MODÈLES THÉORIE DES
Théorie des modèles et mathématiques
Théorie des modèles et algèbre traditionnelle
Il devrait être maintenant clair que les débuts de la théorie des modèles sont assez voisins de l'algèbre générale. Il n'est donc pas étonnant qu'il y ait eu de nombreuses applications de cette théorie à des problèmes purement algébriques. Il faut cependant dire que les premières applications « essentielles » de la théorie des modèles à l'algèbre datent de la fin des années cinquante. Jusque-là, les techniques logiques permettaient d'étudier les propriétés « locales » des structures algébriques, c'est-à-dire celles qui mettent en jeu les sous-structures de type fini, et surtout d'apporter un nouvel éclairage et d'intéressants compléments aux résultats classiques sur les corps algébriquement clos et aux travaux de E. Artin sur les corps réels fermés. L'expérience ainsi acquise fut certainement précieuse dans le premier des développements que l'on va évoquer.
– Travaux sur les corps p-adiques. Ces recherches donnèrent lieu à une démonstration du résultat suivant conjecturé par Artin : pour chaque entier positif d, il y a un nombre premier p(d) tel que, pour tout nombre premier p ≥ p(d), tout polynôme homogène sur le corps des nombres p-adiques Qp, de degré d et ayant au moins d2 + 1 variables, admet un zéro non trivial dans Qp. À vrai dire, la conjecture d'Artin dans sa forme initiale affirmait que le résultat précédent devait être vrai pour tous les nombres premiers p. On sait aujourd'hui que cette conjecture est fausse, ce qui accroît considérablement l'intérêt que présente le résultat précédent, dont la seule démonstration existante utilise les techniques de la théorie des modèles.
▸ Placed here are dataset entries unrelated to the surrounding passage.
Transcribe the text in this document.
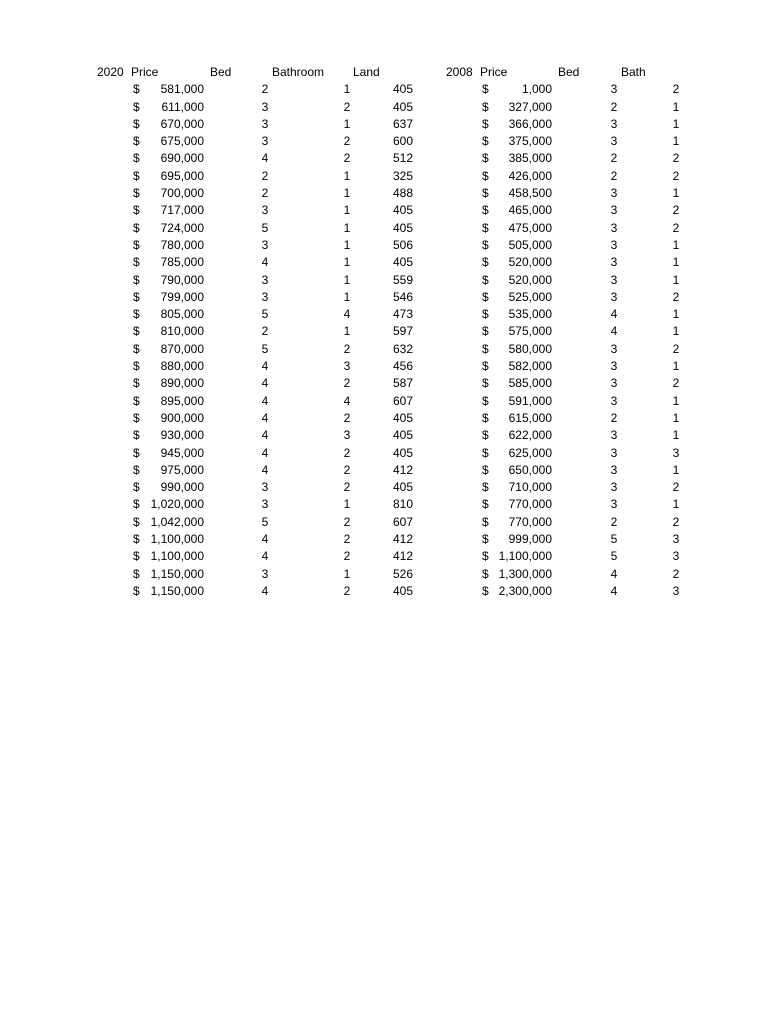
2020 Price	Bed	Bathroom Land	2008 Price	Bed	Bath
$ 581,000	2	1	405	$	1,000	3	2
$ 611,000	3	2	405	$ 327,000	2	1
$ 670,000	3	1	637	$ 366,000	3	1
$ 675,000	3	2	600	$ 375,000	3	1
$ 690,000	4	2	512	$ 385,000	2	2
$ 695,000	2	1	325	$ 426,000	2	2
$ 700,000	2	1	488	$ 458,500	3	1
$ 717,000	3	1	405	$ 465,000	3	2
$ 724,000	5	1	405	$ 475,000	3	2
$ 780,000	3	1	506	$ 505,000	3	1
$ 785,000	4	1	405	$ 520,000	3	1
$ 790,000	3	1	559	$ 520,000	3	1
$ 799,000	3	1	546	$ 525,000	3	2
$ 805,000	5	4	473	$ 535,000	4	1
$ 810,000	2	1	597	$ 575,000	4	1
$ 870,000	5	2	632	$ 580,000	3	2
$ 880,000	4	3	456	$ 582,000	3	1
$ 890,000	4	2	587	$ 585,000	3	2
$ 895,000	4	4	607	$ 591,000	3	1
$ 900,000	4	2	405	$ 615,000	2	1
$ 930,000	4	3	405	$ 622,000	3	1
$ 945,000	4	2	405	$ 625,000	3	3
$ 975,000	4	2	412	$ 650,000	3	1
$ 990,000	3	2	405	$ 710,000	3	2
$ 1,020,000	3	1	810	$ 770,000	3	1
$ 1,042,000	5	2	607	$ 770,000	2	2
$ 1,100,000	4	2	412	$ 999,000	5	3
$ 1,100,000	4	2	412	$ 1,100,000	5	3
$ 1,150,000	3	1	526	$ 1,300,000	4	2
$ 1,150,000	4	2	405	$ 2,300,000	4	3
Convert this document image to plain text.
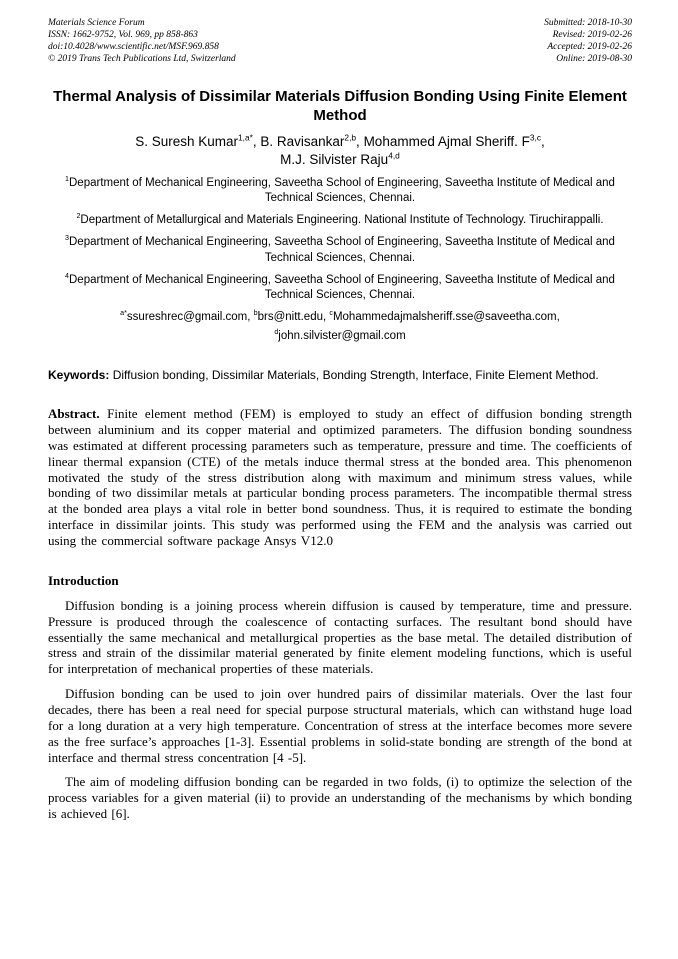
Materials Science Forum
ISSN: 1662-9752, Vol. 969, pp 858-863
doi:10.4028/www.scientific.net/MSF.969.858
© 2019 Trans Tech Publications Ltd, Switzerland
Submitted: 2018-10-30
Revised: 2019-02-26
Accepted: 2019-02-26
Online: 2019-08-30
Thermal Analysis of Dissimilar Materials Diffusion Bonding Using Finite Element Method
S. Suresh Kumar$^{1,a*}$, B. Ravisankar$^{2,b}$, Mohammed Ajmal Sheriff. F$^{3,c}$,
M.J. Silvister Raju$^{4,d}$
$^1$Department of Mechanical Engineering, Saveetha School of Engineering, Saveetha Institute of Medical and Technical Sciences, Chennai.
$^2$Department of Metallurgical and Materials Engineering. National Institute of Technology. Tiruchirappalli.
$^3$Department of Mechanical Engineering, Saveetha School of Engineering, Saveetha Institute of Medical and Technical Sciences, Chennai.
$^4$Department of Mechanical Engineering, Saveetha School of Engineering, Saveetha Institute of Medical and Technical Sciences, Chennai.
$^{a*}$ssureshrec@gmail.com, $^b$brs@nitt.edu, $^c$Mohammedajmalsheriff.sse@saveetha.com,
$^d$john.silvister@gmail.com

Keywords: Diffusion bonding, Dissimilar Materials, Bonding Strength, Interface, Finite Element Method.

Abstract. Finite element method (FEM) is employed to study an effect of diffusion bonding strength between aluminium and its copper material and optimized parameters. The diffusion bonding soundness was estimated at different processing parameters such as temperature, pressure and time. The coefficients of linear thermal expansion (CTE) of the metals induce thermal stress at the bonded area. This phenomenon motivated the study of the stress distribution along with maximum and minimum stress values, while bonding of two dissimilar metals at particular bonding process parameters. The incompatible thermal stress at the bonded area plays a vital role in better bond soundness. Thus, it is required to estimate the bonding interface in dissimilar joints. This study was performed using the FEM and the analysis was carried out using the commercial software package Ansys V12.0

Introduction

Diffusion bonding is a joining process wherein diffusion is caused by temperature, time and pressure. Pressure is produced through the coalescence of contacting surfaces. The resultant bond should have essentially the same mechanical and metallurgical properties as the base metal. The detailed distribution of stress and strain of the dissimilar material generated by finite element modeling functions, which is useful for interpretation of mechanical properties of these materials.

Diffusion bonding can be used to join over hundred pairs of dissimilar materials. Over the last four decades, there has been a real need for special purpose structural materials, which can withstand huge load for a long duration at a very high temperature. Concentration of stress at the interface becomes more severe as the free surface’s approaches [1-3]. Essential problems in solid-state bonding are strength of the bond at interface and thermal stress concentration [4 -5].

The aim of modeling diffusion bonding can be regarded in two folds, (i) to optimize the selection of the process variables for a given material (ii) to provide an understanding of the mechanisms by which bonding is achieved [6].
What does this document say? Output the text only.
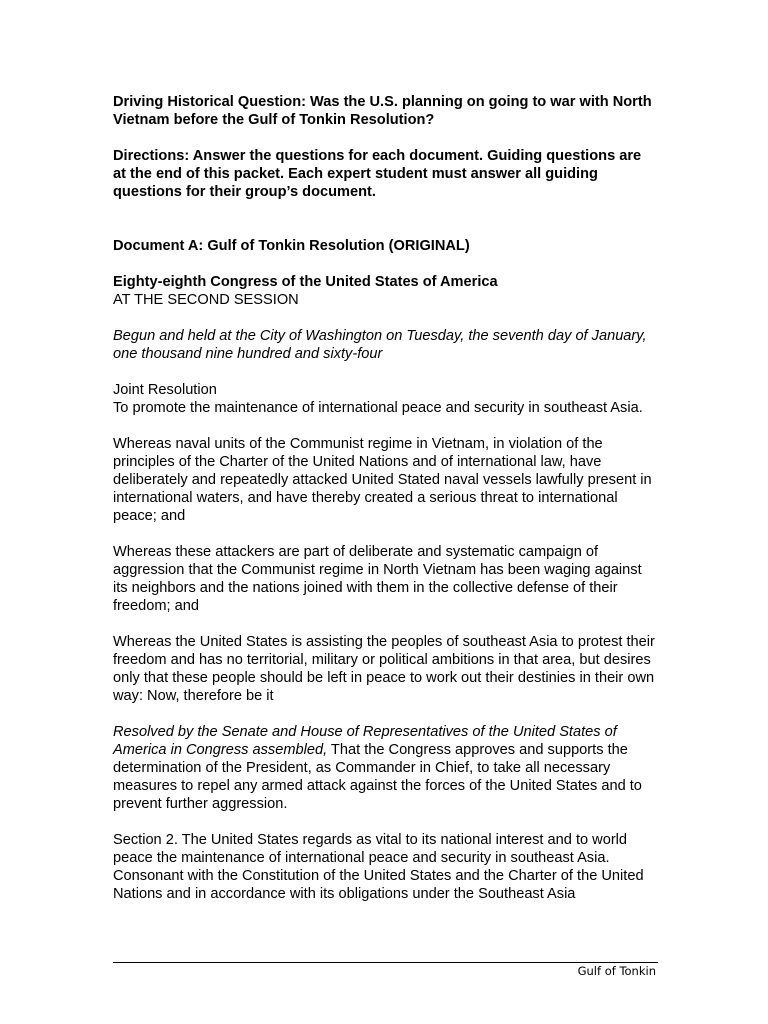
Driving Historical Question: Was the U.S. planning on going to war with North Vietnam before the Gulf of Tonkin Resolution?

Directions: Answer the questions for each document. Guiding questions are at the end of this packet. Each expert student must answer all guiding questions for their group’s document.

Document A: Gulf of Tonkin Resolution (ORIGINAL)

Eighty-eighth Congress of the United States of America

AT THE SECOND SESSION

Begun and held at the City of Washington on Tuesday, the seventh day of January, one thousand nine hundred and sixty-four

Joint Resolution

To promote the maintenance of international peace and security in southeast Asia.

Whereas naval units of the Communist regime in Vietnam, in violation of the principles of the Charter of the United Nations and of international law, have deliberately and repeatedly attacked United Stated naval vessels lawfully present in international waters, and have thereby created a serious threat to international peace; and

Whereas these attackers are part of deliberate and systematic campaign of aggression that the Communist regime in North Vietnam has been waging against its neighbors and the nations joined with them in the collective defense of their freedom; and

Whereas the United States is assisting the peoples of southeast Asia to protest their freedom and has no territorial, military or political ambitions in that area, but desires only that these people should be left in peace to work out their destinies in their own way: Now, therefore be it

Resolved by the Senate and House of Representatives of the United States of America in Congress assembled, That the Congress approves and supports the determination of the President, as Commander in Chief, to take all necessary measures to repel any armed attack against the forces of the United States and to prevent further aggression.

Section 2. The United States regards as vital to its national interest and to world peace the maintenance of international peace and security in southeast Asia. Consonant with the Constitution of the United States and the Charter of the United Nations and in accordance with its obligations under the Southeast Asia

Gulf of Tonkin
– Recherche d'invariants. Le logicien qui, pour simplifier, ne distingue pas entre deux réalisations élémentairement équivalentes est particulièrement heureux de trouver des invariants qui caractérisent l'équivalence élémentaire, autrement dit d'attacher à une structure A un objet h(A), défini de préférence de façon purement mathématique (c'est-à-dire dont la définition ne fait pas appel à un langage privilégié tel que celui du premier ordre) et aussi simple que possible tel que, pour des structures B et C, les objets h(B) et h(C) coïncident si et seulement si les structures B et C sont élémentairement équivalentes. Le mathématicien préférerait trouver des invariants qui caractérisent l'isomorphisme. Il convient d'observer que ce dernier problème est sans doute bien plus difficile que le premier, car il n'y a par exemple pas de théorème de Cantor-Bernstein pour l'isomorphisme (deux groupes commutatifs dont chacun est isomorphe à un facteur direct de l'autre ne sont pas toujours isomorphes), alors qu'il y a un théorème de Cantor-Bernstein pour l'équivalence élémentaire ; et, de fait, le logicien a résolu son problème dans beaucoup plus de cas (groupes commutatifs, groupes de type fini « presque commutatifs », algèbres de Boole) que le mathématicien (groupes commutatifs dénombrables de torsion : la solution est connue sous le nom de théorème d'Ulm).
La classification des structures à isomorphisme près est l'un des principaux objectifs de la théorie de la stabilité fondée par Shelah et discutée ci-dessus, et ces deux problèmes appartiennent maintenant à la théorie des modèles.
D'autres développements récents ont montré que les deux problèmes n'étaient pas très éloignés l'un de l'autre. On a introduit le langage L∞ω, qui est défini comme le langage du premier ordre L utilisé dans cet article, à cela près qu'on y autorise la formation de conjonctions et disjonctions infinies. On peut alors démontrer que des structures dénombrables ont la même théorie [...]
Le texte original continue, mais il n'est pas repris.